A year later, Caleb hears a wolf howling again in the night, the harbinger of death as per his childhood superstition. Their only son, Frank, is on his way to Caleb’s and behind the blacksmith shop is attacked by wolves – the same wolves that Caleb had heard the night before. In a dramatic showdown, Caleb saves Frank’s life, using his “Parker Carbine.” In the aftermath, Caleb learns that O.T.’s wife has died earlier that day.
Several weeks later, O.T. offers to reward him. Caleb asks for nothing for himself but remembering Susan’s words, he asks that his children’s advanced education be endowed. Higgins goes a step further and helps him patent his unique “Parker Carbine”. When the patent is sold to the Winchester Repeating Arms in exchange for stock, funding for the education of future generations of Parkers is ensured.
ENDING SCENES
The film ends in a reprise at the 50th Anniversary of Gettysburg where Caleb has a spirited debate with the 54th Massachusetts veteran about what the war achieved and failed to achieve. The debate ends as a wagon approaches in which Ben Roberts is a passenger. Ben insists that Caleb ride with the whites and begins to recount Caleb’s heroism on Culp’s Hill. Later, Caleb hears President Wilson speak and has his image sketched with a Spencer carbine on which the Parker was based. J.C. helps Caleb visit Culp’s Hill, the site of Tom’s death where Caleb finally gains closure.
After the resolution of the Gettysburg sequence at the end of the film, we fade into the epilogue – J.C. delivering the eulogy at Caleb’s funeral with Caleb’s coffin draped with a Confederate flag.

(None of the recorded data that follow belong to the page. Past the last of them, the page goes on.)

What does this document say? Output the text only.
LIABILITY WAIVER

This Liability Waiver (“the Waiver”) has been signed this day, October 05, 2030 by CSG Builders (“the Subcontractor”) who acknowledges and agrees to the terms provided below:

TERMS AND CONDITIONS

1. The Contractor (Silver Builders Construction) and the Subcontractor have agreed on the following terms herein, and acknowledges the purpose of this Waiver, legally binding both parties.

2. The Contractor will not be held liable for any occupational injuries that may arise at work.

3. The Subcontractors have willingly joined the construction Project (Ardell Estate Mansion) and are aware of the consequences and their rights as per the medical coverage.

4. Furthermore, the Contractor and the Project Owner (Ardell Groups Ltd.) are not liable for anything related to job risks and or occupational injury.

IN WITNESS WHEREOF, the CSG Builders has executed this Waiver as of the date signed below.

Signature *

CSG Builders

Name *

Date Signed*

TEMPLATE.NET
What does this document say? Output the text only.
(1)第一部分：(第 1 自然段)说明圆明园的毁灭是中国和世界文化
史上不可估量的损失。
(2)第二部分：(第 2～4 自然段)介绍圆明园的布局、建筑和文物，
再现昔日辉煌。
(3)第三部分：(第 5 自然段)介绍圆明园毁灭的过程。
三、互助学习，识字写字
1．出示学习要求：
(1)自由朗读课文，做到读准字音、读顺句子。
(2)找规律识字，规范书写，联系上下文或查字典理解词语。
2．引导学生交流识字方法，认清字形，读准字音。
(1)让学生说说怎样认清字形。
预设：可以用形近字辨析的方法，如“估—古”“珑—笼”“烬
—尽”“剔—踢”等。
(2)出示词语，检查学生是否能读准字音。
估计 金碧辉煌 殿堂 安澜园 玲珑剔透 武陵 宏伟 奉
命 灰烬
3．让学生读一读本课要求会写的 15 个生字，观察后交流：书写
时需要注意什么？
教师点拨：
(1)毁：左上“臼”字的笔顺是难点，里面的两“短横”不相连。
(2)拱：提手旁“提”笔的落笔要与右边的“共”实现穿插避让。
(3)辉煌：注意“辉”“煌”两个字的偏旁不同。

We find out about the family’s education being endowed by the fortune in Winchester Arms stock but the grandson says that Caleb’s most important legacy was the Parker family values he passed down to future generations.
J.C. Parker’s closing words are a testimony to Caleb’s belief in the value of education:
The shackles that enslaved us were not made of iron. The more dangerous shackles were those we put on ourselves. Caleb helped us understand that no man could free us unless we first freed ourselves. He gave us the desire for the education that would lead to our truest freedom. Without education we have no chance at economic parity. Without education, we cannot realize our dreams.